Published: 27/04/2018 13:54 - Updated: 27/04/2018 14:03

Mystery of missing Sutherland time capsule

 

The extract about the time capsule from the archive copy of the Northern Times.
The extract about the time capsule from the archive copy of the Northern Times.

 

MYSTERY surrounds the whereabouts of a time capsule secreted away in Sutherland some 25 years ago.

The time capsule was apparently put together in 1993 to mark the formation of Caithness and Sutherland NHS Trust,

But NHS Highland officials now say they know nothing about it and are keen to track it down.

An appeal has gone out to anyone who might have been working in the health service at the time and may have information to get in touch.

The existence of the time capsule emerged after Northern Times editor Alison Cameron recently read about it in the April 2, 1993 edition of the paper – stored in our archives.

The article stated that a time capsule containing mementos was being put together to mark the launch of Caithness and Sutherland NHS Trust.

A copy of the April 2, 1993 Northern Times was put inside the capsule along with photographs and letters about the Northern Unit’s successful application for Trust status."

But there was no mention of where the time capsule was going to be hidden, only that it would be opened in the year 2000,

However Miss Cameron, who in 1993 was the advertising manager on the paper but has no recollection of the capsule, believes this date to be a mistake by the author of the article.

She said: "It doesn’t seem likely to me that a time capsule would be hidden in 1993 for opening just seven years later. Unless it had something to do with the millennium.

"I think this must have been a mistake. It seems much more credible that it would be opened 25 years later – in 2018 or even later."

Intrigued, she contacted NHS Highland to ask where the time capsule had been stored and when it was intended to break into it, or whether it had already been unearthed.

But after making enquiries, an NHS Highland spokesman responded that there was no knowledge of any capsule and that managers had been intrigued to learn about it and were very keen to track it down.
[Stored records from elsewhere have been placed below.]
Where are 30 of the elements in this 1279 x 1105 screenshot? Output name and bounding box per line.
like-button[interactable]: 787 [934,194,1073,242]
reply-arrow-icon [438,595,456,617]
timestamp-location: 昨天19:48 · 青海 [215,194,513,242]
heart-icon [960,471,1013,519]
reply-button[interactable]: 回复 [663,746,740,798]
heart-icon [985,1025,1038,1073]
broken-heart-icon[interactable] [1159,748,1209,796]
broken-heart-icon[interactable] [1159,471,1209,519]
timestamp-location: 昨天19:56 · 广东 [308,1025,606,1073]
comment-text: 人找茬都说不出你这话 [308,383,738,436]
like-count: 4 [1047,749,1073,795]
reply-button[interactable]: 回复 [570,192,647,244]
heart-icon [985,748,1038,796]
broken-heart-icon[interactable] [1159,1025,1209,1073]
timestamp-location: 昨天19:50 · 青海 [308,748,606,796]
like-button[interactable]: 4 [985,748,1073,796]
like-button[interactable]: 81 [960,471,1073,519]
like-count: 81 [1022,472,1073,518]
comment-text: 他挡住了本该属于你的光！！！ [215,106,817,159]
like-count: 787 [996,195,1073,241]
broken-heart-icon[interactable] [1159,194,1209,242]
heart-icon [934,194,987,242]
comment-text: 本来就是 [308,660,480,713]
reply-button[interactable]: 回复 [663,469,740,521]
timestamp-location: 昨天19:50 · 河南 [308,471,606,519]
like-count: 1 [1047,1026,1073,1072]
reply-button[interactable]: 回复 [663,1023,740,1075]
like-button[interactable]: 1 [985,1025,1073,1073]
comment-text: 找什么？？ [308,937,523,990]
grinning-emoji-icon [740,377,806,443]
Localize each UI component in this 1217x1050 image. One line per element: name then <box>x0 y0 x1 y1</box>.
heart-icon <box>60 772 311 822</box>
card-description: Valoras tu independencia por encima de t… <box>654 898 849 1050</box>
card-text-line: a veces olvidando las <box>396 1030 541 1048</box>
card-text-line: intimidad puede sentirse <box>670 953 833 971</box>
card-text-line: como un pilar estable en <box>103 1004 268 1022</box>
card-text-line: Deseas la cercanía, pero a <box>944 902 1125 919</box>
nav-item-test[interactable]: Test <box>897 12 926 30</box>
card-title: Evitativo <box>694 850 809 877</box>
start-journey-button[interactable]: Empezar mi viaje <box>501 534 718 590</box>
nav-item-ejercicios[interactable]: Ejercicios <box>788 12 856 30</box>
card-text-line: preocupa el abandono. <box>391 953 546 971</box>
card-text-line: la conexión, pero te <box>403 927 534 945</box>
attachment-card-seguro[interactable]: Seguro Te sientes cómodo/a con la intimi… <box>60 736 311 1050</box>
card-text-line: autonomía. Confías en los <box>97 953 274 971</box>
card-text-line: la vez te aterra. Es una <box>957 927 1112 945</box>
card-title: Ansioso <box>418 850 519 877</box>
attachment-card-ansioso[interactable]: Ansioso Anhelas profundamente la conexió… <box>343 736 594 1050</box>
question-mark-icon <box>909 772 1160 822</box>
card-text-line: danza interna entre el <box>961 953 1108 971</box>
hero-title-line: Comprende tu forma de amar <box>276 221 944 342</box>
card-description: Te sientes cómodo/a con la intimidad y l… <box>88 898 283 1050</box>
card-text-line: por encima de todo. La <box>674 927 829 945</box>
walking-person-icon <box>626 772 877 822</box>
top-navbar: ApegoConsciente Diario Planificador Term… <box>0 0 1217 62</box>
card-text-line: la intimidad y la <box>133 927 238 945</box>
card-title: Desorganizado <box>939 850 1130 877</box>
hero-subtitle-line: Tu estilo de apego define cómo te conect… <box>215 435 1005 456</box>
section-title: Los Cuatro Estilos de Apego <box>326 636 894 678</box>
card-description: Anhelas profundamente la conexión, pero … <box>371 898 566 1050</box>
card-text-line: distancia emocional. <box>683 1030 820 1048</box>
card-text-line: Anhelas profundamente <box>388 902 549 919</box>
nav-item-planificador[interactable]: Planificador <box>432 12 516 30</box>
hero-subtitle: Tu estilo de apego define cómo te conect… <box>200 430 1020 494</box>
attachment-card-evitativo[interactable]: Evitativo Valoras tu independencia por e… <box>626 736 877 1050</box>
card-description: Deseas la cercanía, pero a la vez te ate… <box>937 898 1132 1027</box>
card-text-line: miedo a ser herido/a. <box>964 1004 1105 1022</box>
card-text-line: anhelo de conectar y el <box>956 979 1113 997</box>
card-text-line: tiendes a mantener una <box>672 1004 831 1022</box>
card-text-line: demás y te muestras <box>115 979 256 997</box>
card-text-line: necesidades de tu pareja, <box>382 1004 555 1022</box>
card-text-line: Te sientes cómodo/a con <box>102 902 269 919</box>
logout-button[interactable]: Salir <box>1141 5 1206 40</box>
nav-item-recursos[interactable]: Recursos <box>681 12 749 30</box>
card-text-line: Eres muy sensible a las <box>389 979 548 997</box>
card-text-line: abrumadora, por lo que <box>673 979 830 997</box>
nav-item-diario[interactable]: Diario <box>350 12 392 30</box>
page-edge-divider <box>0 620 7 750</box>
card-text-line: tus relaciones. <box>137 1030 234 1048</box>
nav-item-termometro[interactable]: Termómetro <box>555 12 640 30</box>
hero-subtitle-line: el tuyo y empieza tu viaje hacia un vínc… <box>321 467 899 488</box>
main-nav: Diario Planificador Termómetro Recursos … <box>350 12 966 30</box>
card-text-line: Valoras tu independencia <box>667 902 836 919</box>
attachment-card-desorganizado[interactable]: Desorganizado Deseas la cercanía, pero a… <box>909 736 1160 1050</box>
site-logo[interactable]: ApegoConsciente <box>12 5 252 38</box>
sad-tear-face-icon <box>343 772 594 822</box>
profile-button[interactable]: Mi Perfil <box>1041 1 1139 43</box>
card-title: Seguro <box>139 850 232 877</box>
However, he cautioned against anyone walking over the grounds of the Lawson Memorial Hospital with a metal detector.

The 1993 article reveals that the transfer of management from Highland Health Board’s northern unit to the trust had happened on April 1 and had been marked with a series of events attended by trust chairman George Bruce – Mr Bruce died in April, 2009.

The events included visits to Migdale and the Lawson hospitals.

And throughout the day, Trust board members presented flowers to each inpatient area at every hospital.

Caithness and Sutherland NHS Trust later became defunct.